Miriam Dattke stellt M-I-R-A-C-L-E vor

Wir haben unsere neue Botschafterin gefragt, was der erfolgreichen Läuferin zu Stichworten der Anfangsbuchstaben einfällt.

M wie Miracle: Miracle ist einfach Miracle: Sie ist eine wunderbare Person, wie das ganze Projekt wunderbar ist: Miracle ist eine strahlende und engagierte Frau.
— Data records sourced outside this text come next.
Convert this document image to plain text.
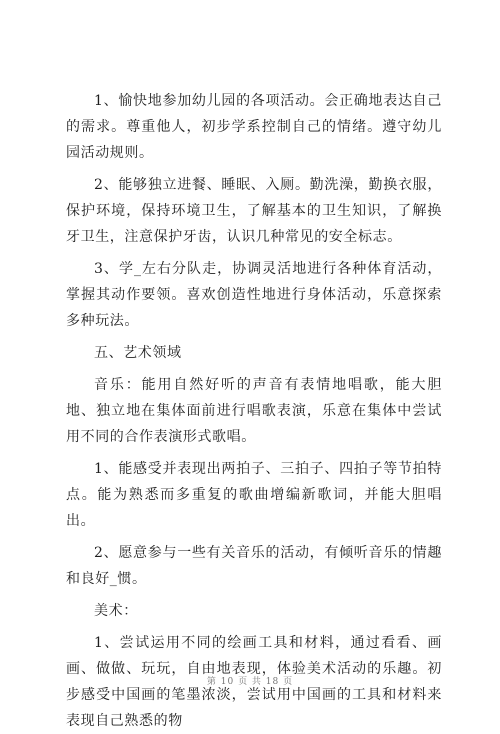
1、愉快地参加幼儿园的各项活动。会正确地表达自己的需求。尊重他人，初步学系控制自己的情绪。遵守幼儿园活动规则。

2、能够独立进餐、睡眠、入厕。勤洗澡，勤换衣服，保护环境，保持环境卫生，了解基本的卫生知识，了解换牙卫生，注意保护牙齿，认识几种常见的安全标志。

3、学_左右分队走，协调灵活地进行各种体育活动，掌握其动作要领。喜欢创造性地进行身体活动，乐意探索多种玩法。

五、艺术领域

音乐：能用自然好听的声音有表情地唱歌，能大胆地、独立地在集体面前进行唱歌表演，乐意在集体中尝试用不同的合作表演形式歌唱。

1、能感受并表现出两拍子、三拍子、四拍子等节拍特点。能为熟悉而多重复的歌曲增编新歌词，并能大胆唱出。

2、愿意参与一些有关音乐的活动，有倾听音乐的情趣和良好_惯。

美术：

1、尝试运用不同的绘画工具和材料，通过看看、画画、做做、玩玩，自由地表现，体验美术活动的乐趣。初步感受中国画的笔墨浓淡，尝试用中国画的工具和材料来表现自己熟悉的物

第 10 页 共 18 页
I wie Internationalität: Ich mag am Sport diese Verbindung, die man zu Athleten aus anderen Nationen aufbauen kann. Dass man auf andere Art und Weise soviele Menschen aus anderen Ländern und Kulturen kennenlernen kann. Ich habe mit Amerikanern in Kolumbien unterhalten, in Italien habe ich mich super mit Niederländerinnen verstanden: Es ist cool, wenn man den Sport als Verbindung hat. Und auch Miracles Hilfsprojekt ist eine internationale Leistung, wo man hier ein Team hat und vor Ort die Lehrer und alle die, die dort so vieles regeln.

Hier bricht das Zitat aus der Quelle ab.